Israeli Ambassador Ephraim Evron and Assistant Secretary of State for Middle East Affairs Harold Sounders signed the document at the State Department Friday. It makes a number of technical changes in the income Tax Agreement of Nov. 20, 1975, between the United States and Israel. That agreement was held up in the Senate, to which the State Department had submitted it as a treaty, and was not put into force pending rectifications of certain provisions. Negotiations were reopened in 1978 and consummated Friday with the signing of the protocol.

A State Department official told the Jewish Telegraphic, Agency that the “whole package–the original convention and the protocol–will be resubmitted to the Senate. We expect no problem for the treaty to be ratified, “he said.

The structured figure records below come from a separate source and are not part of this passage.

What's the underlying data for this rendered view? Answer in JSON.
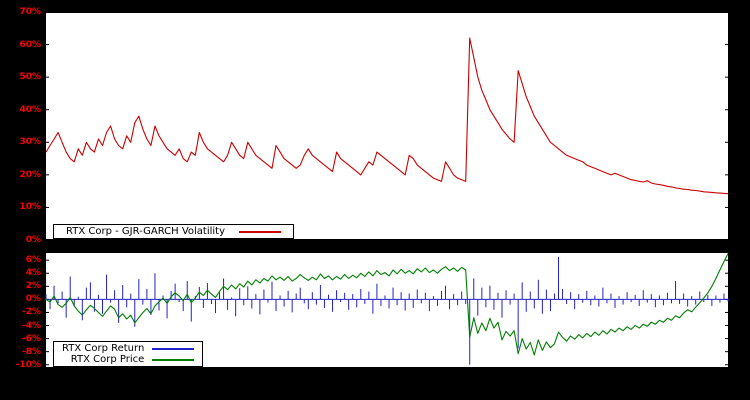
{
  "page": {
    "background": "#000000",
    "plot_background": "#ffffff",
    "tick_color": "#ff0000"
  },
  "chart_data": [
    {
      "type": "line",
      "title": "",
      "xlabel": "",
      "ylabel": "",
      "ylim": [
        0,
        70
      ],
      "yticks": [
        70,
        60,
        50,
        40,
        30,
        20,
        10,
        0
      ],
      "ytick_suffix": "%",
      "tick_color": "#ff0000",
      "grid": false,
      "legend_position": "bottom-left",
      "series": [
        {
          "name": "RTX Corp - GJR-GARCH Volatility",
          "type": "line",
          "color": "#cc0000",
          "values": [
            27,
            29,
            31,
            33,
            30,
            27,
            25,
            24,
            28,
            26,
            30,
            28,
            27,
            31,
            29,
            33,
            35,
            31,
            29,
            28,
            32,
            30,
            36,
            38,
            34,
            31,
            29,
            35,
            32,
            30,
            28,
            27,
            26,
            28,
            25,
            24,
            27,
            26,
            33,
            30,
            28,
            27,
            26,
            25,
            24,
            26,
            30,
            28,
            26,
            25,
            30,
            28,
            26,
            25,
            24,
            23,
            22,
            29,
            27,
            25,
            24,
            23,
            22,
            23,
            26,
            28,
            26,
            25,
            24,
            23,
            22,
            21,
            27,
            25,
            24,
            23,
            22,
            21,
            20,
            22,
            24,
            23,
            27,
            26,
            25,
            24,
            23,
            22,
            21,
            20,
            26,
            25,
            23,
            22,
            21,
            20,
            19,
            18.5,
            18,
            24,
            22,
            20,
            19,
            18.5,
            18,
            62,
            56,
            50,
            46,
            43,
            40,
            38,
            36,
            34,
            32.5,
            31,
            30,
            52,
            48,
            44,
            41,
            38,
            36,
            34,
            32,
            30,
            29,
            28,
            27,
            26,
            25.5,
            25,
            24.5,
            24,
            23,
            22.5,
            22,
            21.5,
            21,
            20.5,
            20,
            20.5,
            20,
            19.5,
            19,
            18.5,
            18.3,
            18,
            17.8,
            18.2,
            17.5,
            17.2,
            17,
            16.8,
            16.5,
            16.3,
            16,
            15.8,
            15.6,
            15.5,
            15.3,
            15.2,
            15,
            14.8,
            14.7,
            14.6,
            14.5,
            14.4,
            14.3,
            14.2
          ]
        }
      ]
    },
    {
      "type": "mixed",
      "title": "",
      "xlabel": "",
      "ylabel": "",
      "ylim": [
        -10.5,
        7.25
      ],
      "yticks": [
        6,
        4,
        2,
        0,
        -2,
        -4,
        -6,
        -8,
        -10
      ],
      "ytick_suffix": "%",
      "tick_color": "#ff0000",
      "grid": false,
      "legend_position": "bottom-left",
      "series": [
        {
          "name": "RTX Corp Return",
          "type": "stem",
          "color": "#2222cc",
          "values": [
            0.8,
            -1.5,
            2.1,
            -0.6,
            1.2,
            -2.8,
            3.5,
            -1.1,
            0.4,
            -3.2,
            1.8,
            2.6,
            -1.9,
            0.7,
            -2.2,
            3.8,
            -0.5,
            1.4,
            -3.6,
            2.2,
            -1.2,
            0.9,
            -4.2,
            3.1,
            -0.8,
            1.6,
            -2.4,
            4.0,
            -1.7,
            0.6,
            -2.9,
            1.3,
            2.4,
            -0.4,
            -1.8,
            2.8,
            -3.4,
            0.5,
            1.9,
            -1.3,
            2.5,
            -0.7,
            -2.1,
            1.1,
            3.2,
            -1.6,
            0.3,
            -2.6,
            1.7,
            -0.9,
            2.0,
            -1.4,
            0.8,
            -2.3,
            1.5,
            -0.5,
            2.7,
            -1.8,
            0.6,
            -1.1,
            1.3,
            -2.0,
            0.9,
            1.8,
            -0.6,
            -1.5,
            1.1,
            -0.8,
            2.2,
            -1.3,
            0.7,
            -1.9,
            1.4,
            -0.4,
            1.0,
            -1.6,
            0.8,
            -1.2,
            1.6,
            -0.7,
            1.2,
            -2.2,
            2.4,
            -1.0,
            0.6,
            -1.4,
            1.8,
            -0.9,
            1.1,
            -1.7,
            0.9,
            -1.3,
            1.5,
            -0.6,
            1.0,
            -1.8,
            0.5,
            -1.0,
            1.3,
            2.1,
            -1.5,
            0.8,
            -0.9,
            1.2,
            -0.7,
            -10.0,
            3.2,
            -2.5,
            1.8,
            -1.2,
            2.1,
            -1.6,
            1.0,
            -2.8,
            1.4,
            -0.8,
            0.9,
            -7.5,
            2.6,
            -1.9,
            1.2,
            -1.4,
            3.0,
            -2.2,
            1.5,
            -1.8,
            0.9,
            6.5,
            1.6,
            -0.7,
            1.1,
            -1.5,
            0.8,
            -0.5,
            1.3,
            -0.9,
            0.6,
            -1.1,
            1.8,
            -0.6,
            0.9,
            -1.3,
            0.5,
            -0.8,
            1.1,
            -0.4,
            0.7,
            -1.0,
            1.4,
            -0.5,
            0.8,
            -1.2,
            0.6,
            -0.9,
            1.0,
            -0.6,
            2.8,
            -0.7,
            0.9,
            -1.1,
            0.5,
            -0.8,
            1.2,
            -0.4,
            0.7,
            -1.0,
            0.6,
            -0.5,
            0.9,
            -0.3
          ]
        },
        {
          "name": "RTX Corp Price",
          "type": "line",
          "color": "#008000",
          "values": [
            0.0,
            -0.4,
            0.5,
            -0.8,
            -1.2,
            -0.6,
            0.3,
            -1.0,
            -1.8,
            -2.4,
            -1.6,
            -0.9,
            -1.4,
            -2.0,
            -2.6,
            -1.8,
            -1.0,
            -1.5,
            -2.8,
            -2.2,
            -3.0,
            -2.4,
            -3.6,
            -2.8,
            -2.0,
            -1.4,
            -2.2,
            -1.0,
            -0.4,
            0.2,
            -0.6,
            0.4,
            1.0,
            0.5,
            -0.2,
            0.8,
            -0.5,
            0.2,
            1.1,
            0.6,
            1.4,
            0.8,
            0.3,
            1.2,
            2.0,
            1.5,
            2.2,
            1.6,
            2.4,
            1.9,
            2.8,
            2.2,
            3.0,
            2.5,
            3.2,
            2.8,
            3.6,
            3.0,
            3.4,
            2.9,
            3.5,
            2.8,
            3.2,
            3.8,
            3.3,
            2.9,
            3.4,
            3.0,
            3.9,
            3.2,
            3.6,
            3.0,
            3.5,
            3.1,
            3.8,
            3.2,
            3.7,
            3.3,
            4.0,
            3.5,
            4.2,
            3.6,
            4.4,
            3.8,
            4.1,
            3.6,
            4.5,
            3.9,
            4.6,
            4.0,
            4.4,
            3.9,
            4.7,
            4.2,
            4.8,
            4.1,
            4.5,
            4.0,
            4.6,
            5.0,
            4.4,
            4.8,
            4.3,
            4.9,
            4.5,
            -5.8,
            -2.8,
            -5.2,
            -3.6,
            -4.8,
            -2.9,
            -4.4,
            -3.5,
            -6.2,
            -4.9,
            -5.6,
            -4.8,
            -8.3,
            -6.0,
            -7.6,
            -6.6,
            -8.5,
            -6.2,
            -7.8,
            -6.5,
            -7.4,
            -6.8,
            -5.0,
            -5.8,
            -6.4,
            -5.6,
            -6.1,
            -5.4,
            -5.9,
            -5.2,
            -5.7,
            -5.0,
            -5.5,
            -4.8,
            -5.3,
            -4.6,
            -5.0,
            -4.4,
            -4.8,
            -4.2,
            -4.6,
            -4.0,
            -4.4,
            -3.8,
            -4.1,
            -3.5,
            -3.8,
            -3.2,
            -3.5,
            -2.9,
            -3.2,
            -2.5,
            -2.8,
            -2.1,
            -1.6,
            -1.9,
            -1.2,
            -0.5,
            0.2,
            1.0,
            2.0,
            3.2,
            4.5,
            5.8,
            7.0
          ]
        }
      ]
    }
  ]
}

The U.S. Treasury Department issued the text of the agreement, which shows that one of the amendments “provides, subject to certain limitations, for the deductibility of contributions by residents of the United States or Israel to a qualifying charitable organization of the other country.”

Another amendment, a Treasury official told the JTA, provides that when a dividend is paid to a parent corporation in the U.S. by a subsidiary in Israel out of income which has benefitted from Israeli tax holiday provisions, the Israeli with-holding rate would be 15 percent instead of the 12-1/2 percent rate otherwise applicable to subsidiary dividends.